Bikes are even the quickest form of transport for distances of up to three kilometres.
This means that there is great potential for a successful shift of short distance journeys onto bikes.
Shared cycles as a cost-effective form of mobility
Bike-sharing and cycle-hire systems are enjoying a surge in popularity. More and more cities and public transport providers are seeing these as a cost-effective addition to their networks.
If we take political goals seriously, there are challenges that must be overcome for cyclists in stationary traffic in the wake of increasing cycle usage:
- More detailed scientific analysis of the current behaviour of road users (movement patterns, motivation, reasons)
- Provision of parking areas for cyclists
- Provision of electric bike-charging stations
- Expansion of bike sharing systems and other sharing models
The trend towards e-mobility
By using electrically-assisted bikes – the ever more popular Pedelecs – longer distances of between 10 and 20 km can also be covered more comfortably and in a more environmentally-friendly way than by car.
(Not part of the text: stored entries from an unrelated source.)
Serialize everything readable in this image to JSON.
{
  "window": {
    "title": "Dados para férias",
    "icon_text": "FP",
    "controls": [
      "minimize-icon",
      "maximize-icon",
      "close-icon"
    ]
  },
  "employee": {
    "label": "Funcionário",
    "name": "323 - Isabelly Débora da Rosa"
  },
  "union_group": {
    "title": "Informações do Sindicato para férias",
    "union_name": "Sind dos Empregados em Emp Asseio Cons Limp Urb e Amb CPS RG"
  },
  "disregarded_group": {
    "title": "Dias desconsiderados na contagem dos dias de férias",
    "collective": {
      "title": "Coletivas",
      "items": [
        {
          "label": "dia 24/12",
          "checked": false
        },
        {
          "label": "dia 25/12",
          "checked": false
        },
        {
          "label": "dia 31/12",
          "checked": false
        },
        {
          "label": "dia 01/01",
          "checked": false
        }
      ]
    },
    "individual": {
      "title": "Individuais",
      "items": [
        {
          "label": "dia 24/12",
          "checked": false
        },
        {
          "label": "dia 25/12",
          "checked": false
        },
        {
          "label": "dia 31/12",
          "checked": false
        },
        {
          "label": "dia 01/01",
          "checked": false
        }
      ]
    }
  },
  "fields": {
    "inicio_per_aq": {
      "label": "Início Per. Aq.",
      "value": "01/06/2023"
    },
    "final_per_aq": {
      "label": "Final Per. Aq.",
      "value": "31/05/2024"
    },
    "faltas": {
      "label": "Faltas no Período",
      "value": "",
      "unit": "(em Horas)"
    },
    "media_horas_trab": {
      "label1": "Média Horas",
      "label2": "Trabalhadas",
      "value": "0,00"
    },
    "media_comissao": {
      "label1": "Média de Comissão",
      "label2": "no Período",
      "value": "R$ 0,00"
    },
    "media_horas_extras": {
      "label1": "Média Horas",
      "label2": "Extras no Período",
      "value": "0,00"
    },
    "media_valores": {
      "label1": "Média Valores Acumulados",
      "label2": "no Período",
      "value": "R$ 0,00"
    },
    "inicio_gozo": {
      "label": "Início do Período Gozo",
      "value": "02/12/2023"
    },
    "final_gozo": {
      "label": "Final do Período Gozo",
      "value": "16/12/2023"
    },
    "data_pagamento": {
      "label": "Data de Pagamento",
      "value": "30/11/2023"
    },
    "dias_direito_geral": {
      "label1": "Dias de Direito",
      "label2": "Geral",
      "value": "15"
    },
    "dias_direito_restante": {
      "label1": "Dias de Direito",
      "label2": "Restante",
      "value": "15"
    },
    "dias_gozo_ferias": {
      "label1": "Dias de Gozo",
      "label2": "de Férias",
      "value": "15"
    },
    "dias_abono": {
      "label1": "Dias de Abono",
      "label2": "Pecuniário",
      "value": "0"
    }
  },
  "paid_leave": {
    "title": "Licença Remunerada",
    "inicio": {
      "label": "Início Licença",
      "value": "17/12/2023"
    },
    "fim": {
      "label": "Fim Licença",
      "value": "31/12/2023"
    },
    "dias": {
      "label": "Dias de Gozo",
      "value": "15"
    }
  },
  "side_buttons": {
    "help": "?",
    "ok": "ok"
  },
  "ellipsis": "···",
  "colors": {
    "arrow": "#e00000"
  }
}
With help from pedalling, the electric motor makes it easier to climb hills, cycle into the wind and cover longer distances, thereby unlocking further potential for a shifting of journeys from cars in favour of emission-free forms of mobility.
An intensified use of Pedelecs can lead to a significant increase in the proportion of cycle traffic, especially over longer distances. In the future, this will play a role in rural areas in particular by enabling access to railway stations located farther away.
Electric bikes use about one kilowatt hour of electricity per 100 kilometres, and charging a bike costs around 20 euro cents per kWh. Depending on the mixture of electricity sources, this produces just 4 to 14 g of CO2 per kilometre. In comparison, the average car emits 140 g of CO2 per kilometre. However, the infrastructure for this "new" means of transport still needs to be put in place first of all in order to provide new approaches to traffic-related problems, not just for urban settlements, but for rural areas as well.